В секцию с митинга возвратились остальные. Настроение у всех приподнятое — готовы бастовать, пока не будут выполнены все требования. Что до позиции наших — тут никакого сомнения. Большинство, за редким исключением, со сроками 25 лет не видело разницы: коротать век рабом в ярме или погибнуть в борьбе.

Митинг состоялся утром около десяти часов, после обеда — разговор Грицяка с Власовым, вечером — моя встреча с Евгением в подъезде, о чем я рассказывал раньше. Через несколько дней нашу бригаду переселили в здание около собачника на первый этаж, и там мы участвовали в голодовке.

Представитель Берии

Комиссию из Москвы долго ждать не пришлось. Однажды по лагерю объявили, чтобы все собрались на стадионе. Тут со стороны вахты надзиратели поставили стол для комиссии. Нам указали границу на расстоянии нескольких метров от стола, которую никто из зэков не имел права переступить. На наружной вышке справа от проходной, где всегда стоял один солдат, в этот раз было несколько офицеров — следили, что делается в зоне, не вздумает ли кто кинуться на членов комиссии. За воротами зоны и на вахте тоже было немало военных. В состав комиссии входили: 1) глава комиссии полковник Кузнецов — начальник тюремного управления МВД СССР, личный референт Берии, 2) генерал-лейтенант Середкин — начальник конвойных войск МВД и 3) представитель ЦК КПСС Киселев. В нескольких точках на столбах за заборами из колючей проволоки, к которым примыкал стадион, были установлены громкоговорители.

Первым выступил глава комиссии: «Я — полковник Кузнецов, прибыл из Москвы лично от Лаврентия Павловича Берии». Все сразу загудели, недовольные. Посыпались реплики, а один россиянин из передних рядов, когда шум слегка утих, сказал четко во весь голос: «Ты такой же американский шпион, как и твой Берия!»

Начало переговоров Евгений описывает так: «Кузнецов предложил: «Выберите между собой пятерых представителей, которые изложили бы нам все ваши претензии. Гарантируем, что никто из ваших парламентариев не будет репрессирован...» Украинцев представлял я, россиян — Владимир Недоростков, белорусов — Григорий Климович. Фамилии литовского и латышского представителей мне неизвестны».
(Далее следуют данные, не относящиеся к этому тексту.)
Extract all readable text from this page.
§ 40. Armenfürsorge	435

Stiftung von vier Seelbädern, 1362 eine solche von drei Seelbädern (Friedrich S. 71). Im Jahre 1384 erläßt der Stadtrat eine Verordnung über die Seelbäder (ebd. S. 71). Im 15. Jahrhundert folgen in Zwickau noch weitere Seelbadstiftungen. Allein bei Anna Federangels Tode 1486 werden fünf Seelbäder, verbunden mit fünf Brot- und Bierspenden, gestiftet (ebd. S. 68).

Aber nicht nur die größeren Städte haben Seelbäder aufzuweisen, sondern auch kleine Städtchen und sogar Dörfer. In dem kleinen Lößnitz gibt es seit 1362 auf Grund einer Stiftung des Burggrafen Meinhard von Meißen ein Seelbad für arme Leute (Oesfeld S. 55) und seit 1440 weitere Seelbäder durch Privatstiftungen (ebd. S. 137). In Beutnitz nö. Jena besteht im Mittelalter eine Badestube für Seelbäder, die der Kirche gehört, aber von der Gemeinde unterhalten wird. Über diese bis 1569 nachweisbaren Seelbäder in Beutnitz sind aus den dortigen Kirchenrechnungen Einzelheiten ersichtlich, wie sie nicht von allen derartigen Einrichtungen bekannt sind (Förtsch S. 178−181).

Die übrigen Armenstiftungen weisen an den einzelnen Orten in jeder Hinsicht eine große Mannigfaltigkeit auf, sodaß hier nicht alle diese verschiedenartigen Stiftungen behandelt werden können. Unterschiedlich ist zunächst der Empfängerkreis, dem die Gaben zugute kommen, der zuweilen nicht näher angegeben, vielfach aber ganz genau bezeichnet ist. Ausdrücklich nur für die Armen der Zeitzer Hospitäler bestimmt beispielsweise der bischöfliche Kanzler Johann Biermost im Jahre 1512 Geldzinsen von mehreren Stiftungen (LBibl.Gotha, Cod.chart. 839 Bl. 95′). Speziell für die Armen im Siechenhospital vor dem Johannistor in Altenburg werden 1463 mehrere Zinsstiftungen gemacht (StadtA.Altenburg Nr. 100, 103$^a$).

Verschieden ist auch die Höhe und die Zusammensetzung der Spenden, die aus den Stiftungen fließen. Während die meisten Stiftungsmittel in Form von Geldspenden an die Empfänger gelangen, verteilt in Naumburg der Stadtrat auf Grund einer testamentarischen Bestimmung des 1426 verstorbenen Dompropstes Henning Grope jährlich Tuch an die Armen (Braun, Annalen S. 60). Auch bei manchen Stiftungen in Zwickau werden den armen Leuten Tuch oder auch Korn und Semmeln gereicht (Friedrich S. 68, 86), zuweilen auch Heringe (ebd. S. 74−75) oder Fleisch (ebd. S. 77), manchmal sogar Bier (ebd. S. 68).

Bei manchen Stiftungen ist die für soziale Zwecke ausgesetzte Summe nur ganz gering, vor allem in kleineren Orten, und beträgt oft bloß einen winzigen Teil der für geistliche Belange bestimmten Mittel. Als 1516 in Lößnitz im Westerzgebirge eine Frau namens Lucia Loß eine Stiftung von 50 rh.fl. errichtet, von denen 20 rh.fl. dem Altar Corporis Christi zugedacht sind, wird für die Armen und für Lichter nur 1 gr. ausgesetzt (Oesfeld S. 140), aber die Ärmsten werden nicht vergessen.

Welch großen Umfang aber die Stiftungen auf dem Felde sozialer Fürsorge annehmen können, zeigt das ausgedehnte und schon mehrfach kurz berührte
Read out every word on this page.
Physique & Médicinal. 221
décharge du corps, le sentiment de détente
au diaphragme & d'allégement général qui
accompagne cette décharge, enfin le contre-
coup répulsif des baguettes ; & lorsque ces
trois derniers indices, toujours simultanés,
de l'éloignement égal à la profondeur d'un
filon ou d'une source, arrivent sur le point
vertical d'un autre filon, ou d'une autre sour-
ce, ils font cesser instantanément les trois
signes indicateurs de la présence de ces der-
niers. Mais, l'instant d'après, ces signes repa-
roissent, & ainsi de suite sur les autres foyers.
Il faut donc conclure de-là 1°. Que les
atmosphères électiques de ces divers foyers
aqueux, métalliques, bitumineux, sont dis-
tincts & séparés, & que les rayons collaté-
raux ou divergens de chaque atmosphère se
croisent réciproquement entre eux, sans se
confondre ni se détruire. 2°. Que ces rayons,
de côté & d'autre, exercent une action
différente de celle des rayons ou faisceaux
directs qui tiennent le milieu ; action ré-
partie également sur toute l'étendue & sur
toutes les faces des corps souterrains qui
Переговоры велись в основном между Кузнецовым и Грицяком. О чем говорили, даже стоявшим в первых рядах не было слышно. Евгений продиктовал или вручил комиссии письменное обращение и одиннадцать требований. Кузнецов пообещал, что все передаст по адресу, и предложил выйти на работу, гарантировав, что никто в нас стрелять больше не будет. Наши согласились. Кажется, на другой день мы вышли на Горстрой, но почти не работали. Это тогда, когда Зайцев не отходил от меня и я встретил латыша-стекольщика, который переживал, что столько времени пропало напрасно.

Кузнецов не думал выполнять свои обещания и даже начал расправу над каторжной зоной. Приказал не поставлять им продукты и прекратить подачу воды (это ошибка: каторжанам прекратили подавать электроэнергию и сократили продуктовый паек до штрафного. — А.М.). Печатными листовками, которые узники сбрасывали на город с помощью хитро сконструированных бумажных змеев, население Норильска было информировано о том, что 3-ю зону морят голодом. Московская комиссия изменила тактику. Отобрали из каторжан 700 человек на этап и среди них на каждую сотню по нескольку активистов. По дороге в 4-ю зону в тундре последних начали отделять для расправы. Это стало причиной для возобновления борьбы (тоже ошибка: каторжане не прекращали забастовку в течение 60 дней, а история про раскассирование этапа в тундре относится к 5-й зоне. — А.М.).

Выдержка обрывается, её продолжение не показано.